II. Der Antragsteller hat die Kosten des Verfahrens zu tragen.

Gründe

I.
Der Antragsteller, der bislang weder Personalpapiere noch andere Identitätsnachweise seines Herkunftslands vorlegte, ist nach eigenen Angaben ein lediger, in Agulu geborener Staatsangehöriger der Bundesrepublik Nigeria.
Er stellte am 13. Juli 2016 bei der Außenstelle des Bundesamts für … (kurz: Bundesamt) in München einen Asylantrag.
Zur Niederschrift über das persönliche Gespräch zur Bestimmung des zuständigen Mitgliedstaats zur Durchführung des Asylverfahrens gab der Antragsteller am 13. Juli 2016 gegenüber dem Bundesamt insbesondere an, ihm sei in Österreich am 4. Mai 2012 internationaler Schutz zuerkannt worden. Neue Gründe und Beweismittel, die nicht in dem früheren Verfahren geltend gemacht worden seien und die ein neues Asylverfahren rechtfertigten, habe er nicht.
Zur Niederschrift über seine Anhörung bei der Außenstelle des Bundesamts in München am 14. Oktober 2016 äußerte sich der Antragsteller zu seinem Verfolgungsschicksal und gab insbesondere an, zweieinhalb Jahre in Österreich geblieben zu sein, bis er dort abgelehnt worden sei. In Nigeria habe er einen Akt der Homosexualität begangen, sei aber heterosexuell.
Am 17. November 2016 übermittelte das Bundesamt der zuständigen österreichischen Behörde ein auf Art. 34 Verordnung (EG) Nr. 604/2013 des Europäischen Parlaments und des Rates vom 26. Juni 2013 zur Festlegung der Kriterien und Verfahren zur Bestimmung des Mitgliedstaats, der für die Prüfung eines von einem Drittstaatsangehörigen oder Staatenlosen in einem Mitgliedstaat gestellten Antrags auf internationalen Schutz zuständig ist (ABl EG Nr.
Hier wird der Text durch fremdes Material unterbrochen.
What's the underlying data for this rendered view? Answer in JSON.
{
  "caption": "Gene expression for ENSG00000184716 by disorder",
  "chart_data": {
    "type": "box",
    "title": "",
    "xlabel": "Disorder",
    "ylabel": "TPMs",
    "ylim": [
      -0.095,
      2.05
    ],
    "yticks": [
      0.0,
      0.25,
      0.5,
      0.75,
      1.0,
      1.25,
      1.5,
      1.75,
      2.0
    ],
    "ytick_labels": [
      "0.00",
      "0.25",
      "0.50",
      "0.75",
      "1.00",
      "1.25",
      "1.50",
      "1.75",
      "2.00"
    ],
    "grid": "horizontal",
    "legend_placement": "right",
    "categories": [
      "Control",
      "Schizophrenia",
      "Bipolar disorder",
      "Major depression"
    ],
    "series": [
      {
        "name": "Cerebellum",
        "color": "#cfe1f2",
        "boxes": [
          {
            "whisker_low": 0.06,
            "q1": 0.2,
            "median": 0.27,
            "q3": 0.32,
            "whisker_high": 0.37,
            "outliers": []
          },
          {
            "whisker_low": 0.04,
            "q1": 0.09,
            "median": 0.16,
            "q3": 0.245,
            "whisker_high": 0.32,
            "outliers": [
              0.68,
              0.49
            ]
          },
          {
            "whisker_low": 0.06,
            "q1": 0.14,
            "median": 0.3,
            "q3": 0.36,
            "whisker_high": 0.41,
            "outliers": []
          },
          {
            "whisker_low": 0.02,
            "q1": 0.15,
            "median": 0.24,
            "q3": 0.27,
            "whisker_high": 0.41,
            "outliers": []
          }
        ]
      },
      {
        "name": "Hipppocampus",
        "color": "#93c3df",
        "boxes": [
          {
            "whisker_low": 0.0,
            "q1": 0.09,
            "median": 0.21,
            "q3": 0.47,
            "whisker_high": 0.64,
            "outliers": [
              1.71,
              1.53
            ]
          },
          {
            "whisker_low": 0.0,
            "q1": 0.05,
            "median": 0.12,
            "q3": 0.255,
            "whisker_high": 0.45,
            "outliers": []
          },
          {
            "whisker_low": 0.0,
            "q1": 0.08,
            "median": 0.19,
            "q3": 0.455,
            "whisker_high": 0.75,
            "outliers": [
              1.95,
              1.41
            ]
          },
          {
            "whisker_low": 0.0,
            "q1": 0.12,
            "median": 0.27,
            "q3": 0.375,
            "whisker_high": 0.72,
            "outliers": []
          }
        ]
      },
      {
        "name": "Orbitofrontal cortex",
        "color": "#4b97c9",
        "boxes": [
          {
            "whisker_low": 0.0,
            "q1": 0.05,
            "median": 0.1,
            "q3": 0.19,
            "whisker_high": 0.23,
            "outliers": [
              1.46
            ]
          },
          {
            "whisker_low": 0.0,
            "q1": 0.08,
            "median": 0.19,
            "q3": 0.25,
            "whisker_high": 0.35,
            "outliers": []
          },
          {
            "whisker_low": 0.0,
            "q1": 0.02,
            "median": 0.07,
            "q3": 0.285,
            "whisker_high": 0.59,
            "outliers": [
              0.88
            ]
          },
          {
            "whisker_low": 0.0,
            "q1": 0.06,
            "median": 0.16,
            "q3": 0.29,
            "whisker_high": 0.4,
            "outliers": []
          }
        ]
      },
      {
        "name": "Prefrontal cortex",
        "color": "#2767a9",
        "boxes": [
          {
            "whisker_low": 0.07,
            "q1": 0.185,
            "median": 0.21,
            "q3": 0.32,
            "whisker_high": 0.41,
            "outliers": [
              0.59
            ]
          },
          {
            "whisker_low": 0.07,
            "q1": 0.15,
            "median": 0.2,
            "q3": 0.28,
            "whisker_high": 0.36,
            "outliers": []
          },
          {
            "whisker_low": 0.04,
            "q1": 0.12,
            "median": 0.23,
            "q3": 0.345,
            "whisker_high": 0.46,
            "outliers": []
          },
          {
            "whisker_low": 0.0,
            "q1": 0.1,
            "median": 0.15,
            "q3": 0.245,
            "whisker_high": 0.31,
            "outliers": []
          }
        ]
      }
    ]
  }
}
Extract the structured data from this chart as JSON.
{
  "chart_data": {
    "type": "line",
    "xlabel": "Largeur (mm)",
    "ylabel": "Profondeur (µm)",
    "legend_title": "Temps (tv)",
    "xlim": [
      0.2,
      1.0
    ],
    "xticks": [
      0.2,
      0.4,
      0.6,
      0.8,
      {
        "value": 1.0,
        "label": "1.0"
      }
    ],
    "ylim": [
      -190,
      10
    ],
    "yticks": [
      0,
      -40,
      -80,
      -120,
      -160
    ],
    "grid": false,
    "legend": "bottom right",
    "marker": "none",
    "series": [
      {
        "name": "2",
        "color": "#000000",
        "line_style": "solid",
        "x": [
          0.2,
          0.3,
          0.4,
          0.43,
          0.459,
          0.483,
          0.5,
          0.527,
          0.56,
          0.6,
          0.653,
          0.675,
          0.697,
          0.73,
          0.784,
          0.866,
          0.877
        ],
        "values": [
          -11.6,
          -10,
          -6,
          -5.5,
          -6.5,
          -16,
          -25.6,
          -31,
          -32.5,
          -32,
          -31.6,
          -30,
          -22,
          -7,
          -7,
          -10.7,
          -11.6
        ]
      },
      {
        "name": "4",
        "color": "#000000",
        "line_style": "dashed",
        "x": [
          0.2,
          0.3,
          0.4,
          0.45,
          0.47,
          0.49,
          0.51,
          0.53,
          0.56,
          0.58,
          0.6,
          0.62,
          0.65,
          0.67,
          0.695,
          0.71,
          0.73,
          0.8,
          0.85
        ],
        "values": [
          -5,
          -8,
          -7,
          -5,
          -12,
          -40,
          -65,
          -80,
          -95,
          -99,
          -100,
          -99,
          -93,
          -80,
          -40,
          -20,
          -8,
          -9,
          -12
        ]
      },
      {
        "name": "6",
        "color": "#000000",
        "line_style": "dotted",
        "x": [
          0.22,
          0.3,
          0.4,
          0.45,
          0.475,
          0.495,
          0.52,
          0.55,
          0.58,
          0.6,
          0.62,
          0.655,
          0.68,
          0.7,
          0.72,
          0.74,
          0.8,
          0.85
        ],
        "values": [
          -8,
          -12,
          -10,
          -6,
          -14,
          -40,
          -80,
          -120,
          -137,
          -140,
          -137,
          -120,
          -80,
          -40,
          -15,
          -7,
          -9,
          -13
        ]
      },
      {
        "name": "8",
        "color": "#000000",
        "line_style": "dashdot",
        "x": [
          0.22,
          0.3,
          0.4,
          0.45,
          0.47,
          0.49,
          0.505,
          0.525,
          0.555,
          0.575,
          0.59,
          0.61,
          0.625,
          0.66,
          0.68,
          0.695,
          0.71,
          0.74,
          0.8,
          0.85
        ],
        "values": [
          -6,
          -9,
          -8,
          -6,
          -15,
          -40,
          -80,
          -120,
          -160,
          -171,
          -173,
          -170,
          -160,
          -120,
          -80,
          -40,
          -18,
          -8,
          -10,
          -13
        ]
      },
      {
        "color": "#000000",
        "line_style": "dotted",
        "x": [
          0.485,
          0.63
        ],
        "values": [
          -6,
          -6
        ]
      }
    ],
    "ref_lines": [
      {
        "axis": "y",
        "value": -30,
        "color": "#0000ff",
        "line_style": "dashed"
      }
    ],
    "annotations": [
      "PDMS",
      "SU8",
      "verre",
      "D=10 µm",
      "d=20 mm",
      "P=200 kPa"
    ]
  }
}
L 180 S. 31) – Dublin III-VO – gestütztes Informationsersuchen hinsichtlich des Antragstellers.
Mit Schreiben vom 16. Januar 2017 (Bl. 65 ff. der Bundesamtsakte) teilte das Bundesamt für Fremdenwesen und Asyl der Republik Österreich dem Bundesamt insbesondere mit, der Antragsteller habe in Österreich am 4. Mai 2012 internationalen Schutz beantragt. Die negative Entscheidung hierüber sei in zweiter Instanz am 26. Juni 2015 rechtskräftig geworden.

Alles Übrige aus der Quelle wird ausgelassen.